A north-south highway slated to displace the newly designated Lafayette Square historic district kickstarted a passionate, community-led preservation movement that emerged in the 1970s to counteract the abandonment and demolition of the city’s downtown and historic resources (Lafayette Park, Laclede’s Landing). Successful public-private partnerships galvanized interest in historic preservation to advocate for an array of St. Louis landscapes to be documented as heritage resources by the Historic American Buildings Survey (HABS) and designated as National Historic Landmarks with “Significance in Landscape Architecture” (Missouri Botanical Garden in 1976 and Tower Grove Park in 1989). In the 1980s non-profit organizations dedicated to historic urban parks were founded including Forest Park Forever (1986) and Friends of Tower Grove Park (1989), each with a dedicated focus to maintain, improve, program, and raise the visibility and value of the city’s historic parks which for decades had suffered from deferred maintenance. Today, these dedicated stewards extend to the city’s neglected historic urban landscapes (the Ville, Dutchtown).
In surrounding counties, groups similarly mobilized to preserve, protect, and interpret the natural resources, historic character, and cultural traditions of the regions unique landscape heritage (Great Rivers Greenway, Riverfront Trail) and, thanks to the efforts of Magnificent Missouri, extending for 100 miles along the Missouri River Valley (Katy Trail, Country Store Corridor).

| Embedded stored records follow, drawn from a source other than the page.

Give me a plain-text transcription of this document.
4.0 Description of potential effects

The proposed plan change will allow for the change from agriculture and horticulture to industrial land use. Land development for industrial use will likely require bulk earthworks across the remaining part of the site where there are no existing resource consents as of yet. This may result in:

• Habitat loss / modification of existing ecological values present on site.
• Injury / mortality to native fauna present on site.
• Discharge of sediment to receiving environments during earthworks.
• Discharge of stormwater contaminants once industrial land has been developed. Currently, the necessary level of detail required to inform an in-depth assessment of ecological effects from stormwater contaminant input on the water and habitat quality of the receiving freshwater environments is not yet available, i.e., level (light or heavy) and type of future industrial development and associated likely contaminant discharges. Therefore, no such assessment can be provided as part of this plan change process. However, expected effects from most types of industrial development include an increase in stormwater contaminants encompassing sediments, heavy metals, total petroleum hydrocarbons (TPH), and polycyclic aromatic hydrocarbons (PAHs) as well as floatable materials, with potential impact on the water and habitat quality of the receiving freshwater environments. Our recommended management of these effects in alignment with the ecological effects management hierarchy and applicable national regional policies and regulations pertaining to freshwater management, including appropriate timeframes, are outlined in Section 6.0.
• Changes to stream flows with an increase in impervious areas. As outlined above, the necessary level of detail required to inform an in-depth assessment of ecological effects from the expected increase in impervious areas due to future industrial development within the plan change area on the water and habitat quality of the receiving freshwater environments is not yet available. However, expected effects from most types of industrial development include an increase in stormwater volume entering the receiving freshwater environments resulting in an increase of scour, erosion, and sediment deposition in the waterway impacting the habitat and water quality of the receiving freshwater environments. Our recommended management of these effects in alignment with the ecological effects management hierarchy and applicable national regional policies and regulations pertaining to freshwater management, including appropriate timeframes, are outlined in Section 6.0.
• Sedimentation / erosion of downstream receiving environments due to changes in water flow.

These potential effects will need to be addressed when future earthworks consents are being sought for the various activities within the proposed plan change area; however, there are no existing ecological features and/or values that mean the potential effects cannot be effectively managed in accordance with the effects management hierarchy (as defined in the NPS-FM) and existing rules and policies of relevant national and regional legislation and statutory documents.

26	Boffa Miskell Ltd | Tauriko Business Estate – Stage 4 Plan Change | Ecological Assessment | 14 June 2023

Amplified in part by the creation of Washington University’s Sam Fox School of Design and Visual Arts in 2006, St. Louis has experienced a renewed investment in landscape architecture that builds upon the city’s diverse landscape legacy by increasing accessibility and enhancing connectivity (Gateway Arch National Park, Katherine Ward Burg Garden) while also humanizing and enlivening the public realm (Pulitzer Arts Foundation, Citygarden, Ellen S. Clark Hope Plaza). For centuries this advantageously positioned river valley has attracted people from all around the world. The region has had many iterations: a fulcrum for westward expansion; a center for trade and commerce; a cultural hub; and more. All these facets are reflected in a unique, varied, rich, and frequently surprising body of cultural landscapes.